Iran has an human immunodeficiency viruses (HIV) epidemic that is concentrated among people who inject drugs (PWID), who have higher risks of progression from latent tuberculosis infection (LTBI) to active disease. The aim of this study is to measure prevalence of LTBI, HIV infection and any risk behaviors among PWID in Iran.
The cross-sectional study was conducted from August to December 2013 in six cities across Iran. A total of 420 PWID were recruited from drop-in centres using convenience sampling. Trained interviewers collected data on socio-demographic characteristics, drug use history and drug-related risk behaviors across the study sites. A tuberculin skin test (TST) was performed, and HIV infection was assessed by a rapid test. Multivariable modified Poisson regression and logistic regression were used for data analysis.

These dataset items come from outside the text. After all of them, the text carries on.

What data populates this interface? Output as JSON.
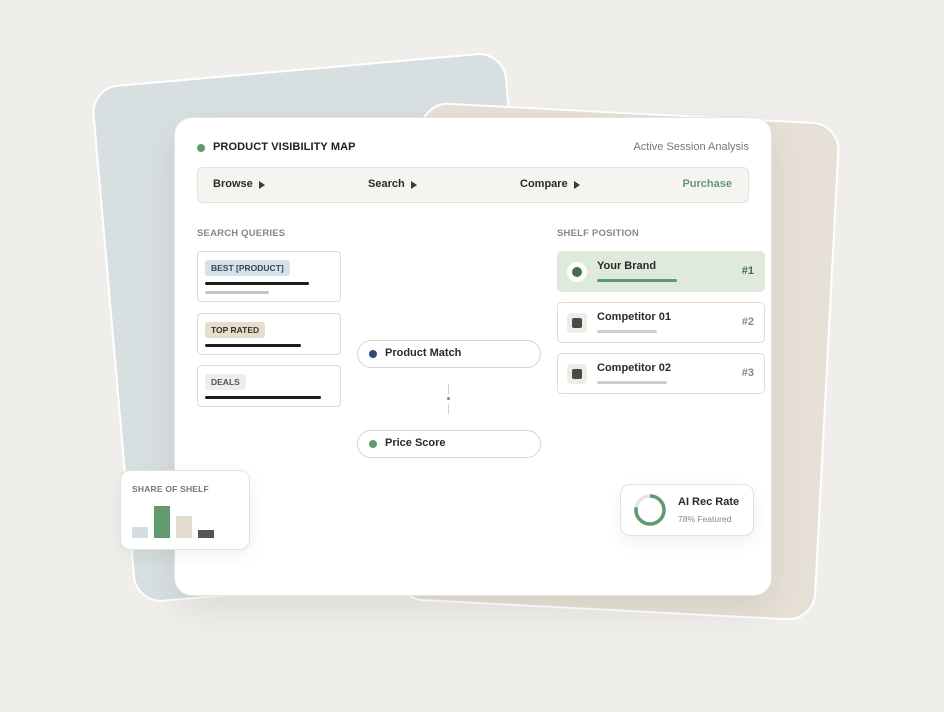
{
  "header": {
    "title": "PRODUCT VISIBILITY MAP",
    "subtitle": "Active Session Analysis",
    "status_color": "#5f9a70"
  },
  "pipeline": {
    "steps": [
      "Browse",
      "Search",
      "Compare"
    ],
    "final_step": "Purchase",
    "final_color": "#5f9a70"
  },
  "search_queries": {
    "label": "SEARCH QUERIES",
    "items": [
      {
        "tag": "BEST [PRODUCT]",
        "tag_bg": "#d6e1e8",
        "tag_color": "#2c4a66"
      },
      {
        "tag": "TOP RATED",
        "tag_bg": "#e8dccd",
        "tag_color": "#3b3022"
      },
      {
        "tag": "DEALS",
        "tag_bg": "#eeede9",
        "tag_color": "#555555"
      }
    ]
  },
  "matching": {
    "product_match": {
      "label": "Product Match",
      "dot_color": "#2b4a7a"
    },
    "price_score": {
      "label": "Price Score",
      "dot_color": "#5f9a70"
    }
  },
  "shelf": {
    "label": "SHELF POSITION",
    "items": [
      {
        "name": "Your Brand",
        "rank": "#1",
        "icon": "brand-circle-icon",
        "rank_color": "#3f6f4d",
        "bar_color": "#5f9a70"
      },
      {
        "name": "Competitor 01",
        "rank": "#2",
        "icon": "competitor-square-icon",
        "rank_color": "#8a8780",
        "bar_color": "#cfccc6"
      },
      {
        "name": "Competitor 02",
        "rank": "#3",
        "icon": "competitor-square-icon",
        "rank_color": "#8a8780",
        "bar_color": "#cfccc6"
      }
    ]
  },
  "share_of_shelf": {
    "title": "SHARE OF SHELF",
    "bars": [
      {
        "value": 0.34,
        "color": "#d5dde2"
      },
      {
        "value": 1.0,
        "color": "#5f9a70"
      },
      {
        "value": 0.69,
        "color": "#e4dbcf"
      },
      {
        "value": 0.25,
        "color": "#555555"
      }
    ]
  },
  "ai_rec": {
    "title": "AI Rec Rate",
    "subtitle": "78% Featured",
    "value": 0.78,
    "ring_color": "#5f9a70",
    "track_color": "#e6e4df"
  }
}
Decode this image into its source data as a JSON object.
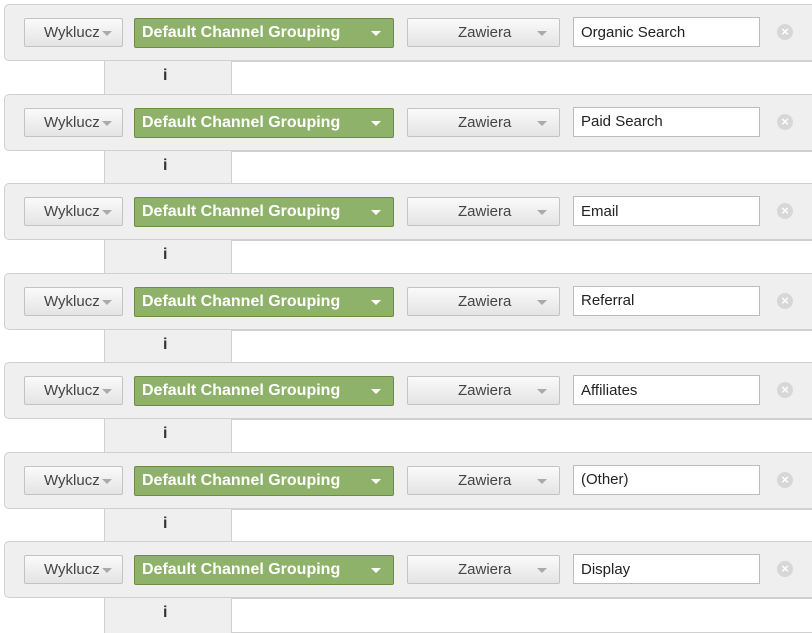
{
  "conditions": [
    {
      "mode_label": "Wyklucz",
      "dimension_label": "Default Channel Grouping",
      "operator_label": "Zawiera",
      "value": "Organic Search"
    },
    {
      "mode_label": "Wyklucz",
      "dimension_label": "Default Channel Grouping",
      "operator_label": "Zawiera",
      "value": "Paid Search"
    },
    {
      "mode_label": "Wyklucz",
      "dimension_label": "Default Channel Grouping",
      "operator_label": "Zawiera",
      "value": "Email"
    },
    {
      "mode_label": "Wyklucz",
      "dimension_label": "Default Channel Grouping",
      "operator_label": "Zawiera",
      "value": "Referral"
    },
    {
      "mode_label": "Wyklucz",
      "dimension_label": "Default Channel Grouping",
      "operator_label": "Zawiera",
      "value": "Affiliates"
    },
    {
      "mode_label": "Wyklucz",
      "dimension_label": "Default Channel Grouping",
      "operator_label": "Zawiera",
      "value": "(Other)"
    },
    {
      "mode_label": "Wyklucz",
      "dimension_label": "Default Channel Grouping",
      "operator_label": "Zawiera",
      "value": "Display"
    }
  ],
  "connector_label": "i",
  "colors": {
    "dimension_green": "#8fb26a",
    "row_background": "#efefef",
    "border_gray": "#d0d0d0"
  },
  "icons": {
    "remove": "close-circle-icon",
    "dropdown": "caret-down-icon"
  }
}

Prevalence of positive TST and HIV positivity was 35.7% and 8.6%, respectively. The prevalence of LTBI and HIV was significantly different across the cities of this study. Positive TST was independently associated with older age (APR 1.03, 95% CI 1.01, 1.05) and being HIV positive (APR 1.89, 95% CI 1.45, 2.47). HIV infection was associated with lifetime history of sharing syringes (AOR 3.28, 95% CI 1.44, 10.71) and lifetime number of imprisonment (AOR 1.09, 95% CI 1.03-1.14).
Discussion and conclusions
Prevalence of LTBI infections among PWID is high and independently associated with HIV infection. Given that there are currently no TB services available within drop-in centres, programs which integrate TB case finding, TB preventive therapy, referral and care services for PWID are urgently needed.